The purpose of this study was to propose an integrative risk model to predict esophageal fistula in patients with esophageal cancer (EC) using both clinical data and computerized tomography (CT) radiomic features. Radiomic features and clinical features of 558 EC patients who didn’t received esophageal surgery between July 2014 and August 2019 were extracted and analyzed. Of these, 186 patients (cases) who developed esophageal fistula were enrolled and compared with 372 controls (1:2 matched with the diagnosis time of EC, sex, marriage, and race). All 558 patients were divided into training set (n = 390) and validation set (n = 168) randomly. Data augmentation was performed including shifting of [-10, -5, 0, +5, +10] pixels along x and y axis and rotations of [-10,0, +10] degrees, resulting in 130×25×3×3 = 29250 samples. In the training set (130 cases and 260 controls), the model consists of three components: a) radiomic, multi-scale radiographic descriptor, extraction by AM-CNN. 2D slices from nine views of planes, where there were three patches of contextual CT, segmented tumor and neighboring information in each view were fed into AM-CNN. b) 33 clinical factors including general, diagnostic, pathologic, therapeutic and hematological parameters were fed into neural network for high-level latent representation. c) the radiographic descriptor and latent clinical factor representations are associated by a fully connected layer for patient level risk prediction using SoftMax classifier which were validated in validation set (56 cases and 112 controls).
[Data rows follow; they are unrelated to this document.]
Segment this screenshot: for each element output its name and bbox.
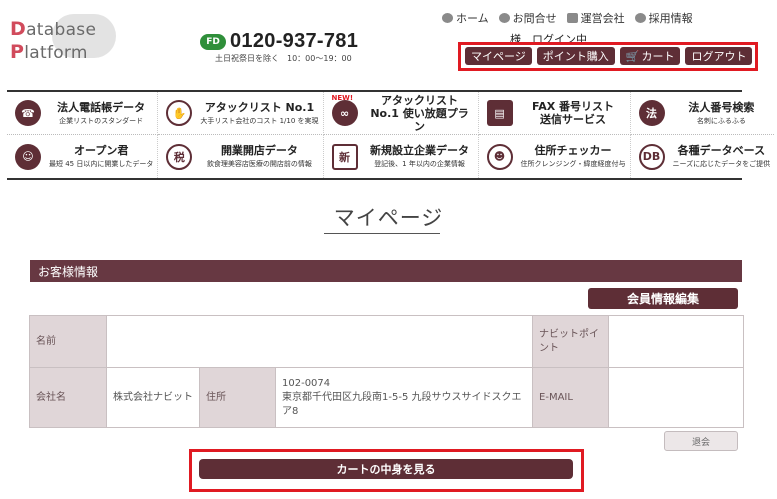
customer-info-header: お客様情報 — [30, 260, 742, 282]
table-row: 名前 ナビットポイント — [29, 315, 745, 368]
top-nav: ホーム お問合せ 運営会社 採用情報 — [442, 10, 703, 26]
nav-home[interactable]: ホーム — [442, 10, 489, 26]
home-icon — [442, 13, 453, 23]
fax-icon: ▤ — [486, 100, 513, 126]
view-cart-button[interactable]: カートの中身を見る — [199, 459, 573, 479]
logo-word-2: latform — [24, 43, 88, 63]
address-text: 東京都千代田区九段南1-5-5 九段サウスサイドスクエア8 — [282, 391, 522, 417]
service-new-company[interactable]: 新 新規設立企業データ 登記後、1 年以内の企業情報 — [324, 135, 479, 178]
database-icon: DB — [638, 143, 665, 170]
service-fax[interactable]: ▤ FAX 番号リスト 送信サービス — [478, 92, 631, 135]
logo-cap-d: D — [10, 18, 27, 40]
infinity-icon: ∞ — [331, 100, 358, 126]
mypage-button[interactable]: マイページ — [465, 47, 532, 65]
person-icon — [634, 13, 646, 23]
service-menu: ☎ 法人電話帳データ 企業リストのスタンダード ✋ アタックリスト No.1 大手リ… — [7, 90, 775, 180]
nav-contact[interactable]: お問合せ — [498, 10, 557, 26]
withdraw-button[interactable]: 退会 — [664, 431, 738, 451]
nav-company[interactable]: 運営会社 — [566, 10, 625, 26]
cart-button[interactable]: 🛒 カート — [619, 47, 681, 65]
service-corp-number[interactable]: 法 法人番号検索 名刺にふるふる — [630, 92, 775, 135]
points-value — [608, 315, 745, 368]
phone-block: FD 0120-937-781 — [200, 30, 358, 53]
handshake-icon: ✋ — [166, 100, 193, 126]
service-address-checker[interactable]: ☻ 住所チェッカー 住所クレンジング・緯度経度付与 — [479, 135, 631, 178]
edit-member-info-button[interactable]: 会員情報編集 — [588, 288, 738, 309]
account-buttons-highlight: マイページ ポイント購入 🛒 カート ログアウト — [458, 42, 758, 71]
mascot-icon: ☺ — [15, 143, 41, 170]
postal-code: 102-0074 — [282, 377, 331, 389]
address-value: 102-0074 東京都千代田区九段南1-5-5 九段サウスサイドスクエア8 — [274, 367, 534, 428]
chat-icon — [498, 13, 510, 23]
nav-recruit[interactable]: 採用情報 — [634, 10, 693, 26]
phonebook-icon: ☎ — [15, 100, 41, 126]
logo-cap-p: P — [10, 41, 25, 63]
page-title: マイページ — [333, 206, 444, 230]
buy-points-button[interactable]: ポイント購入 — [536, 47, 615, 65]
freedial-icon: FD — [200, 33, 226, 50]
service-opening-data[interactable]: 税 開業開店データ 飲食理美容店医療の開店前の情報 — [158, 135, 324, 178]
name-value — [105, 315, 534, 368]
service-attack-unlimited[interactable]: NEW! ∞ アタックリスト No.1 使い放題プラン — [323, 92, 479, 135]
customer-info-table: 名前 ナビットポイント 会社名 株式会社ナビット 住所 102-0074 東京都千… — [29, 315, 745, 428]
page-title-underline — [324, 233, 440, 234]
company-value: 株式会社ナビット — [106, 367, 200, 428]
service-attack-list[interactable]: ✋ アタックリスト No.1 大手リスト会社のコスト 1/10 を実現 — [158, 92, 324, 135]
service-phonebook[interactable]: ☎ 法人電話帳データ 企業リストのスタンダード — [7, 92, 159, 135]
phone-hours: 土日祝祭日を除く 10：00～19：00 — [215, 54, 352, 63]
tax-icon: 税 — [166, 143, 193, 170]
service-databases[interactable]: DB 各種データベース ニーズに応じたデータをご提供 — [631, 135, 775, 178]
points-label: ナビットポイント — [532, 315, 610, 368]
new-badge: NEW! — [331, 94, 354, 102]
email-label: E-MAIL — [532, 367, 610, 428]
site-logo[interactable]: Database Platform — [10, 10, 120, 63]
logo-word-1: atabase — [26, 20, 97, 40]
view-cart-highlight: カートの中身を見る — [189, 449, 584, 492]
company-label: 会社名 — [29, 367, 107, 428]
name-label: 名前 — [29, 315, 107, 368]
email-value — [608, 367, 745, 428]
face-icon: ☻ — [486, 143, 513, 170]
table-row: 会社名 株式会社ナビット 住所 102-0074 東京都千代田区九段南1-5-5 … — [29, 367, 745, 428]
phone-number: 0120-937-781 — [230, 30, 359, 52]
folder-icon — [566, 13, 578, 23]
newspaper-icon: 新 — [331, 143, 358, 170]
cart-icon: 🛒 — [625, 49, 640, 63]
address-label: 住所 — [199, 367, 276, 428]
logout-button[interactable]: ログアウト — [685, 47, 753, 65]
corp-number-icon: 法 — [638, 100, 665, 126]
service-open-kun[interactable]: ☺ オープン君 最短 45 日以内に開業したデータ — [7, 135, 159, 178]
The integrative model was found to be more predictive, achieving (C-index, sensitivity, specification) of (0.901, 0.835, 0.918) in external validation, which was better than using clinical data alone by logistic regression (C-index 0.799) and using radiomic features alone by AM-CNN (C-index 0.855). The integration of radiomic descriptors from CT Imaging and clinical data improved the prediction performance of esophageal fistula in EC patients. We suggest that this model has the potential to support individualized stratification and treatment planning for EC patients.